W środę (6 grudnia) magazyn "Time" ogłosił, że w 2017 roku tytuł człowieka roku przypadł nie jednej osobie, a grupie kobiet i mężczyzn, którzy przerwali milczenie i zapoczątkowali globalną dyskusję na temat molestowania seksualnego.
"Chodzi o zmianę społeczną następującą w najszybszym tempie od dekad. Zaczęła się ona od indywidualnych aktów odwagi ze strony setek kobiet, a czasami i mężczyzn, którzy zdecydowali się opowiedzieć swoje własne historie" - wyjaśniał w telewizji NBC redaktor naczelny "Time'a" Edward Felsenthal.
Okładka magazynu "Time":
Taylor Swift, która również znalazła się w gronie wyróżnionych, w wywiadzie udzielonym dla tygodnika odniosła się do sprawy procesu przeciwko DJ-owi i prezenterowi radiowemu, Davidowi Muellerowi. Gwiazda oskarżyła go o molestowanie seksualne. Sąd stanął po stronie wokalistki, a radiowcowi nakazał zapłacić Swift symbolicznego dolara.

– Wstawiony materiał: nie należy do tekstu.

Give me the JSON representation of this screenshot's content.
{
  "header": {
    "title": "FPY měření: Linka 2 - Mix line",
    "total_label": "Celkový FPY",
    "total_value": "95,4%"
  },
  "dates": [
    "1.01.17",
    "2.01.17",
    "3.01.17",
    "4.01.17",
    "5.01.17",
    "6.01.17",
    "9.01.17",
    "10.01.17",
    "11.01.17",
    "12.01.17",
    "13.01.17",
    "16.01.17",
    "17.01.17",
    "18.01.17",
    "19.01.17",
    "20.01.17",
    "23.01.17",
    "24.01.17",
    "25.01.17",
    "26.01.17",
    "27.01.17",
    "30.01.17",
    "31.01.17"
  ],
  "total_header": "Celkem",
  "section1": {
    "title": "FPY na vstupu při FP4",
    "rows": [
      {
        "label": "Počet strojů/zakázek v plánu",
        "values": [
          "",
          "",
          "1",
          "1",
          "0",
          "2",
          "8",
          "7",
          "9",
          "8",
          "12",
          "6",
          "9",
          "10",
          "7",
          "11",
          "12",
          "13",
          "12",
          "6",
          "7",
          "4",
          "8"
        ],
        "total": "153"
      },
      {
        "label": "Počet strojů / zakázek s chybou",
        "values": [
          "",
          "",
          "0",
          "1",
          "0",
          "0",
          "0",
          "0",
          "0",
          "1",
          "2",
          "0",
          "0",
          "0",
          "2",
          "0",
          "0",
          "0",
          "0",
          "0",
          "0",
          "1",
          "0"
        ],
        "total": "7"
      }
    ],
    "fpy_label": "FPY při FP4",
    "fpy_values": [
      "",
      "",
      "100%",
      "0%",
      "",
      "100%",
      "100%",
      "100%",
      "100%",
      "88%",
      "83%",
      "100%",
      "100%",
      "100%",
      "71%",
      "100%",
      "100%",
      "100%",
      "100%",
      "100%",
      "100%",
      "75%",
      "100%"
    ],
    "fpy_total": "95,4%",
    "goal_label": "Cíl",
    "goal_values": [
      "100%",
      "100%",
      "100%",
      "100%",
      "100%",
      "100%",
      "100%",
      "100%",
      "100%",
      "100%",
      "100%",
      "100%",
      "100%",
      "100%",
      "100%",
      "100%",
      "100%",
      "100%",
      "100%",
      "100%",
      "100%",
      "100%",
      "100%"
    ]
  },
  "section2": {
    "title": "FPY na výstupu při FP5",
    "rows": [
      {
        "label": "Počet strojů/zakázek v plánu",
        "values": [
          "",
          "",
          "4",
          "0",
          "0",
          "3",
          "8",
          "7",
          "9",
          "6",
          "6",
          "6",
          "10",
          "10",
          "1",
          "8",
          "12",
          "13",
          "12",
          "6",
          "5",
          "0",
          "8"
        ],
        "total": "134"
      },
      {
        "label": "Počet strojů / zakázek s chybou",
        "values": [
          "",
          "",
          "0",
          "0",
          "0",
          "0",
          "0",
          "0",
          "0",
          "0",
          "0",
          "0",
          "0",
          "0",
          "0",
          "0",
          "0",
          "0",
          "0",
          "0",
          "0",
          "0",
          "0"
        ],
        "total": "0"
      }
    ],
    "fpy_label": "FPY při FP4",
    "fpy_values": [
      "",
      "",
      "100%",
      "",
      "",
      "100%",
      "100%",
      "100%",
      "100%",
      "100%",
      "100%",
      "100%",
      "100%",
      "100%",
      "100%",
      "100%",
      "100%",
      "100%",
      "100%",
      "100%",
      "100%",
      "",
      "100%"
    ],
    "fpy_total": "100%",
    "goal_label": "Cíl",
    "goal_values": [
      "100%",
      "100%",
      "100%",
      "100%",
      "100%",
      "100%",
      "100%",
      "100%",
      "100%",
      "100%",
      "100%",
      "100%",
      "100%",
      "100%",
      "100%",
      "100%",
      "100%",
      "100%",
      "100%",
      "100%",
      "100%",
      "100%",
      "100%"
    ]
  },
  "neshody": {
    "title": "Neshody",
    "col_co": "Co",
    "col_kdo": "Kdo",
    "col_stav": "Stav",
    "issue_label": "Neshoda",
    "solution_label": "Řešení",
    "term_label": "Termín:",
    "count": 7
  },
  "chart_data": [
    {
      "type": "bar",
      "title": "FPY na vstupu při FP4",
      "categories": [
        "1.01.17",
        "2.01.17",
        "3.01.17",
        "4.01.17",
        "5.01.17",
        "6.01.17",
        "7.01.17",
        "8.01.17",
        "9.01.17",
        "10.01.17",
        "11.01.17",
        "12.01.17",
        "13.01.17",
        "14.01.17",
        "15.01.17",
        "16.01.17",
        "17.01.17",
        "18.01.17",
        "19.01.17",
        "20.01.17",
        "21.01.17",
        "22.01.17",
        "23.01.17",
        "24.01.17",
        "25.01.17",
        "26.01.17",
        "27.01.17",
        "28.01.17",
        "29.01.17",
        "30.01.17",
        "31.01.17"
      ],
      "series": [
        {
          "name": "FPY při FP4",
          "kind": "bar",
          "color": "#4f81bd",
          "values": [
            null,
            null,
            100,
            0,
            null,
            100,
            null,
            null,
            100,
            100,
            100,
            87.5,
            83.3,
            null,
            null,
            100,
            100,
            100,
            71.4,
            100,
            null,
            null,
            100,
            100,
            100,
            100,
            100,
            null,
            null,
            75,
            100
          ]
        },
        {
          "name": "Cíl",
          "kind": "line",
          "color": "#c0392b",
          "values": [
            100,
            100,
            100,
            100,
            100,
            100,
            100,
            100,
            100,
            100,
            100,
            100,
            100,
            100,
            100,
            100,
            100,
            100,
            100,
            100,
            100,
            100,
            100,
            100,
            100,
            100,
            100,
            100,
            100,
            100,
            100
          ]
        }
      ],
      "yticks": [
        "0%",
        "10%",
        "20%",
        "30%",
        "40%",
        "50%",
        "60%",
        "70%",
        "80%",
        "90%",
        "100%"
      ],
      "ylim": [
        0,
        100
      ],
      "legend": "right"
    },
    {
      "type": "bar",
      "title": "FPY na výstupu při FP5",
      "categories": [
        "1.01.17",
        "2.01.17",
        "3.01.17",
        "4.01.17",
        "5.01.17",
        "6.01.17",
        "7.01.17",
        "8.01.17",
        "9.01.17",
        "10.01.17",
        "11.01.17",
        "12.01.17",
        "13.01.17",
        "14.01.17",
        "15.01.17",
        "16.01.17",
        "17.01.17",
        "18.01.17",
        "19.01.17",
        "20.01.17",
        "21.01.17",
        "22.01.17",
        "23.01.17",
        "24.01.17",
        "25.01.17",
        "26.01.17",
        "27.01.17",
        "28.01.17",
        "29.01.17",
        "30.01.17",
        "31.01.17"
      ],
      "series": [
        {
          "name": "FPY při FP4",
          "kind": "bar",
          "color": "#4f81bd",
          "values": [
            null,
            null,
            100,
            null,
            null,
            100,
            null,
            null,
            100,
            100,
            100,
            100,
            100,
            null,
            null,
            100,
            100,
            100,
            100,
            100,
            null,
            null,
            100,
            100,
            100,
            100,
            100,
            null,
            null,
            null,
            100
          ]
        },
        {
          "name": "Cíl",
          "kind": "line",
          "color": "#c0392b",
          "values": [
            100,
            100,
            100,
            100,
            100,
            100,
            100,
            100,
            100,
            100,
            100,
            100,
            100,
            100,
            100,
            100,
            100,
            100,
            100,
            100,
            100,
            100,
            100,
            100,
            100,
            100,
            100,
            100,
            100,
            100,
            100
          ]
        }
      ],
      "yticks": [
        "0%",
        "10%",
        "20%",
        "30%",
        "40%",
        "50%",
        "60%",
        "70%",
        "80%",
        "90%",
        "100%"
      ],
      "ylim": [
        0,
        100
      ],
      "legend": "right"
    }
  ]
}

Do zdarzenia doszło przed koncertem Taylor Swift w Denver, w czerwcu 2013 roku. Amerykanka relacjonowała potem, że 51-letni wówczas David Mueller, który pracował w radiu KYGO-FM w Denver w Kolorado, "podciągnął jej spódnicę i dotykał po tyłku".
Na łamach "Time'a" Swift po raz pierwszy opowiada o tym, jak sprawa przeciwko Muellerowi wpłynęła na jej życie i przywołuje wydarzenia z sali sądowej. Podczas procesu wokalistka została zapytana przez prawnika Muellera, czy ma poczucie winy za to, że ten stracił pracę.
"Nie zamierzam pozwolić ani tobie, ani twojemu klientowi, byście w jakikolwiek sposób sprawili, że poczuję, że to była moja wina. Oto jesteśmy, kilka lat później, i ja jestem obwiniana za nieszczęśliwe wydarzenia z jego życia, które są efektem jego decyzji - nie moich" - odpowiedziała stanowczo Taylor Swift.
W rozmowie z tygodnikiem "Time" Amerykanka mówiła o tym, co czuła, gdy musiała zeznawać oraz przyznała, że pobiła rekord w wypowiedzeniu słowa "tyłek" w sądzie w Kolorado.
"Ten człowiek nie rozważał żadnych formalności, gdy mnie zaatakował, a jego adwokat nie oszczędził mojej mamy. Dlaczego więc powinnam być uprzejma?" - pytała retorycznie Swift.
Wokalistka zdradziła również, jakie były powody, dla których zdecydowała się przerwać milczenie. "Pomyślałam, że skoro był wystarczająco bezczelny, by napaść na mnie w tych ryzykownych okolicznościach, to wyobraź sobie, co może zrobić z bezbronną, młodą artystką, jeśli dostanie taką szansę" - tłumaczyła Swift.
Decyzja o przyznaniu tytułu człowieka roku grupie osób jest efektem wielu publicznych oskarżeń o molestowanie seksualne, wysuwanych wobec najbardziej prominentnych mężczyzn w polityce, mediach i świecie rozrywki. Pierwsze z nich dotyczyły znanego i wpływowego producenta filmowego Harveya Weinsteina, którego o nadużycia seksualne oskarżyło w sumie ponad 100 osób.
Uruchomiona przez to lawina wyznań innych molestowanych osób na całym świecie doprowadziła do licznych zwolnień i śledztw.